Increase potential max workers and allow connection pool to increase to match.

rtibbles · rtibbles · commit a16095eba071 · 2025-09-02T15:39:30.000-07:00
diff --git a/kolibri/core/content/utils/resource_import.py b/kolibri/core/content/utils/resource_import.py
@@ -282,6 +282,10 @@ def run_import(self):
             # Allow for two open file descriptors per download:
             # The temporary download file that the file is streamed to initially, and then
             # the actual destination file that it is moved to.
+            # Note that with the possibility of a chunked file download,
+            # the true number of file descriptors used may be higher,
+            # but this is unlikely to be a problem in practice, and we build in extra tolerance
+            # in the fd_safe_executor max worker calculation.
             with fd_safe_executor(fds_per_task=2) as executor:
                 self.executor = executor
                 batch_size = 100
@@ -392,8 +396,27 @@ def __init__(
         )
 
         self.session = requests.Session()
+        # Because we create the executor in the run method, we need to track
+        # we need to mount the adapter in the create_file_transfer method
+        # so that we can introspect the executor to configure the pool correctly.
+        self._adapter_mounted = False
+
+    def _mount_adapter(self):
+        if not self._adapter_mounted:
+            # If we are using a ThreadPoolExecutor, then we need to make sure
+            # that the requests session has enough connections to handle
+            # the number of threads.
+            max_workers = self.executor._max_workers
+            adapter = requests.adapters.HTTPAdapter(
+                pool_connections=max_workers,
+                pool_maxsize=max_workers,
+            )
+            self.session.mount("http://", adapter)

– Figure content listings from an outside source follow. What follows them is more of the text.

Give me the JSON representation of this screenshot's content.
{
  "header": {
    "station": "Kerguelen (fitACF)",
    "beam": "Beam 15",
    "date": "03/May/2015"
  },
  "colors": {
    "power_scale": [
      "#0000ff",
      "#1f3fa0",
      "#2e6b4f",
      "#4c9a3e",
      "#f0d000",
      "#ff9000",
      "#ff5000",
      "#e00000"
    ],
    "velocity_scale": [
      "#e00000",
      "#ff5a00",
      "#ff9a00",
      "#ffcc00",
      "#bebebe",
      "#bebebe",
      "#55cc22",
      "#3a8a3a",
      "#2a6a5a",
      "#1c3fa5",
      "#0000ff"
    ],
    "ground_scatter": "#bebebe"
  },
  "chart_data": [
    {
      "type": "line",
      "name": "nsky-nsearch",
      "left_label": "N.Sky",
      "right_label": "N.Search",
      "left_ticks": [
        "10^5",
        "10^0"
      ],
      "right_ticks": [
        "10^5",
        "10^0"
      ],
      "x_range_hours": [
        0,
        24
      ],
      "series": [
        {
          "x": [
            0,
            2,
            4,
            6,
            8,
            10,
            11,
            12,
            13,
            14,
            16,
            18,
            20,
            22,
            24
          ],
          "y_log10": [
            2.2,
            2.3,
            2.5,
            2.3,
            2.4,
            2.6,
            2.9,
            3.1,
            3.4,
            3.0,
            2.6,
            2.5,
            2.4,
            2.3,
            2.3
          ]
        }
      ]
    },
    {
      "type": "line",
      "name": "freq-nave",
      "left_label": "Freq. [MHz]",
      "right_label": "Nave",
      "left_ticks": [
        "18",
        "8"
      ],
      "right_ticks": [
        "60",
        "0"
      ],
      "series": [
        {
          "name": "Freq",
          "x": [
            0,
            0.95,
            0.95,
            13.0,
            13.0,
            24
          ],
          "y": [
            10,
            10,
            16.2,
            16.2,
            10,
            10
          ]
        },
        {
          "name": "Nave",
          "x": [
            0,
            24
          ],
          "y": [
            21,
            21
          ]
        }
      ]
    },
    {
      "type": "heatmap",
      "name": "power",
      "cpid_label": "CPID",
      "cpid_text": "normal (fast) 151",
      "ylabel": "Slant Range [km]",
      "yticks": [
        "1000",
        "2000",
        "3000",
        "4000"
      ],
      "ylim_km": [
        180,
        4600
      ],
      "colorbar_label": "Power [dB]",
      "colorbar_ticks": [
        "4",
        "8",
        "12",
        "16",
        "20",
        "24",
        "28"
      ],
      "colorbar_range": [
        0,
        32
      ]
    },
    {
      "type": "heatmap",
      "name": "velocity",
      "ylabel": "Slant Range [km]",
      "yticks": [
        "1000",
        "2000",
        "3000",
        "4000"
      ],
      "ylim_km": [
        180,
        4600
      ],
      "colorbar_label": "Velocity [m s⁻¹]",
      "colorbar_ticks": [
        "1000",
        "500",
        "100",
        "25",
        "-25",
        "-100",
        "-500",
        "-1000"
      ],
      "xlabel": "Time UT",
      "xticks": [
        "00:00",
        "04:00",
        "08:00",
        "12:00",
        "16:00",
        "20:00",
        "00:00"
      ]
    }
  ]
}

+            self.session.mount("https://", adapter)
+            self._adapter_mounted = True
 
     def create_file_transfer(self, f, filename, dest):
+        self._mount_adapter()
         url = paths.get_content_storage_remote_url(filename, baseurl=self.baseurl)
         return transfer.FileDownload(
             url,
diff --git a/kolibri/core/tasks/utils.py b/kolibri/core/tasks/utils.py
@@ -358,12 +358,16 @@ def fd_safe_executor(fds_per_task=2):
         else concurrent.futures.ThreadPoolExecutor
     )
 
-    max_workers = 10
+    max_workers = 50
 
-    if not use_multiprocessing:
-        # If we're not using multiprocessing for workers, we may need
-        # to limit the number of workers depending on the number of allowed
-        # file descriptors.
+    # We may need to limit the number of workers depending
+    # on the number of allowed file descriptors.
+
+    if conf.OPTIONS["Tasks"]["USE_WORKER_MULTIPROCESSING"]:
+        # If we are using multiprocessing, then file descriptors are not shared.
+        # So we can use all the available file descriptors for this task.
+        max_descriptors_per_task = get_fd_limit()
+    else:
         # This is a heuristic method, where we know there can be issues if
         # the max number of file descriptors for a process is 256, and we use 10
         # workers, with potentially 4 concurrent tasks downloading files.
@@ -376,12 +380,11 @@ def fd_safe_executor(fds_per_task=2):
         max_descriptors_per_task = (
             get_fd_limit() - server_reserved_fd_count
         ) / conf.OPTIONS["Tasks"]["REGULAR_PRIORITY_WORKERS"]
-        # Each task only needs to have a maximum of `fds_per_task` open file descriptors at once.
-        # To add tolerance, we divide the number of file descriptors that could be allocated to
-        # this task by double this number which should give us leeway in case of unforeseen
-        # descriptor use during the process.
-        max_workers = min(
-            max_workers, max(1, max_descriptors_per_task // (fds_per_task * 2))
-        )
-
+    # Each task only needs to have a maximum of `fds_per_task` open file descriptors at once.
+    # To add tolerance, we divide the number of file descriptors that could be allocated to
+    # this task by 1.5 times this number which should give us leeway in case of unforeseen
+    # descriptor use during the process.
+    max_workers = min(
+        max_workers, max(1, max_descriptors_per_task // (fds_per_task * 2))
+    )
     return executor(max_workers=max_workers)